A Note on Spring Frosts
If you plant potatoes early in the Spring, such as mid-April to mid-May, there’s still a risk of frost. Any exposed part of the potato plant will be killed back by the frost. Therefore, if there’s a risk of frost:
cover the potato plant with a couple inches of soil / shredded leaves / straw / hay
OR: cover the potato plant with a large bucket or frost-protection cloth, etc
If you’re using a mulch, it can be left in place, and the potato stems and leaves will grow through it. If you’re using a bucket, uncover the plants again in the morning, when the temperature is above freezing. It’s worth this trouble on the couple of frosty spring nights to get the treat of early potatoes!
In case frost does nip the potato leaves, no worries - the plant will almost always re-grow from the root.
Potato plants do best with a consistent drench of water every week.
However, they will also produce quite well without this weekly soak… as long as they get a good drink of water at a couple of key point.
Here’s when to make sure they get extra water:
When the plants have sent up a few stems, and are rapidly growing (this is when they’re setting the number of baby potatoes underground)
When the plants are in flower (this is when the potatoes are starting to size up)
Potatoes will do well with compost worked into their planting area, or feed the soil with diluted fish emulsion.
They are heavy feeders in the sense that: the more nutrition that’s available to them, the healthier they’ll be , and the more productive they will be.
Therefore, they respond well to extra feedings of fish emulsion, especially at the times noted above for extra watering.
If potato bugs appear in the summer, spray the plants with a nutritive foliar spray. This can help raise the Brix (sugar levels) of the leaves, which in turn repels the bugs.
Potatoes love mulch.
There are a few options for mulching potatoes; just use whatever you have available.
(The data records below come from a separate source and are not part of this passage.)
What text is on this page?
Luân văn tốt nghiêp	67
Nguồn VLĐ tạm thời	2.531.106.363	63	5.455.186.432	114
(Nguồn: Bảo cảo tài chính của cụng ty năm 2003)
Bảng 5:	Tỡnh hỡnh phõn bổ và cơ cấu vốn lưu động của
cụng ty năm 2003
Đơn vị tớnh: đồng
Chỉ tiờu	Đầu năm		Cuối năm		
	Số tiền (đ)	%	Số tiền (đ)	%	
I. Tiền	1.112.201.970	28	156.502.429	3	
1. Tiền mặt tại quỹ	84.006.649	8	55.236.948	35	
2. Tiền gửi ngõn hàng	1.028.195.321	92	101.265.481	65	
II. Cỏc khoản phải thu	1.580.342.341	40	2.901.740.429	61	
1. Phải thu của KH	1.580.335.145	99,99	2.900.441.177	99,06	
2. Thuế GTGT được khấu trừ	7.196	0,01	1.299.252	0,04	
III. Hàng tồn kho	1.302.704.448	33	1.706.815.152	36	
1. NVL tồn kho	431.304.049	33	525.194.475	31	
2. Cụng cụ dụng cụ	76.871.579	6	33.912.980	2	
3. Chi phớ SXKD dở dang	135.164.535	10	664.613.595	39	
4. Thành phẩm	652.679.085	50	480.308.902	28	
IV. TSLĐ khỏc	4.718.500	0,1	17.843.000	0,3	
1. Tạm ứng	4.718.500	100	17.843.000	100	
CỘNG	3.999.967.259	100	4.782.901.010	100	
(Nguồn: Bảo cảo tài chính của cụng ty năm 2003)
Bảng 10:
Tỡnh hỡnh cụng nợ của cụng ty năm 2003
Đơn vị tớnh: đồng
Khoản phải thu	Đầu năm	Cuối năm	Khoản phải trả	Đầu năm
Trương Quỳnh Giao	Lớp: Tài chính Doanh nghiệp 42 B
The benefits to using mulch for potatoes:
the soil stays moister
the soil stays cooler
weeds are minimized
no need to hill up soil around the plants - the mulch has the same end result of protecting the baby potatoes
harvesting is easier, and the potatoes will generally be cleaner
You can use straw, hay, shredded leaves, or even sheets of plain cardboard, cut to fit around the plants.
One type of mulch I use is landscape fabric. This is useful when a person doesn’t have enough straw / leaves, etc around, and the potatoes grow very well with it.
I plant them 12 inches apart in the row, with 3 rows together that are 12 inches apart. In other words, a pathway every 3 rows.
If you’re using landscape fabric, I would suggest applying a bit of mulch in the planting hole, once the plants are actively growing. This will minimize any greening of the potato that grows closest to the base of the plant.
If you can’t wait for the first taste of potatoes in the early Summer, you can “steal” a couple from under each plant. Simply scoop some dirt away from the side of the plant, being careful to disturb the roots as little as possible. Feel around for a large potato, and pull it out.
You’ll likely see lots of tiny potatoes connected to the mother plant; leave them alone, re-cover with soil, and they’ll grow into big potatoes!
If you’ve planted lots of potatoes, and want to store some for the winter, then wait until the plants naturally die back before harvesting them. The potatoes can be kept in the ground for a couple weeks, and this will help harden the skins so that they will keep better in storage.
Use a shovel or digging fork to dig up each hill of potatoes, being careful to start digging at least a foot away from the plant, so that you don’t spear any potatoes.
Set the potatoes in a single or double layer in the shade for a day or two, so that any dirt will dry on them, and can easily be brushed off.
Set aside any damaged potatoes to use right away.
Store your potatoes in a breathable container, such as a vented cardboard box or burlap bag, in a dark and cool place - and enjoy throughout the fall and winter months!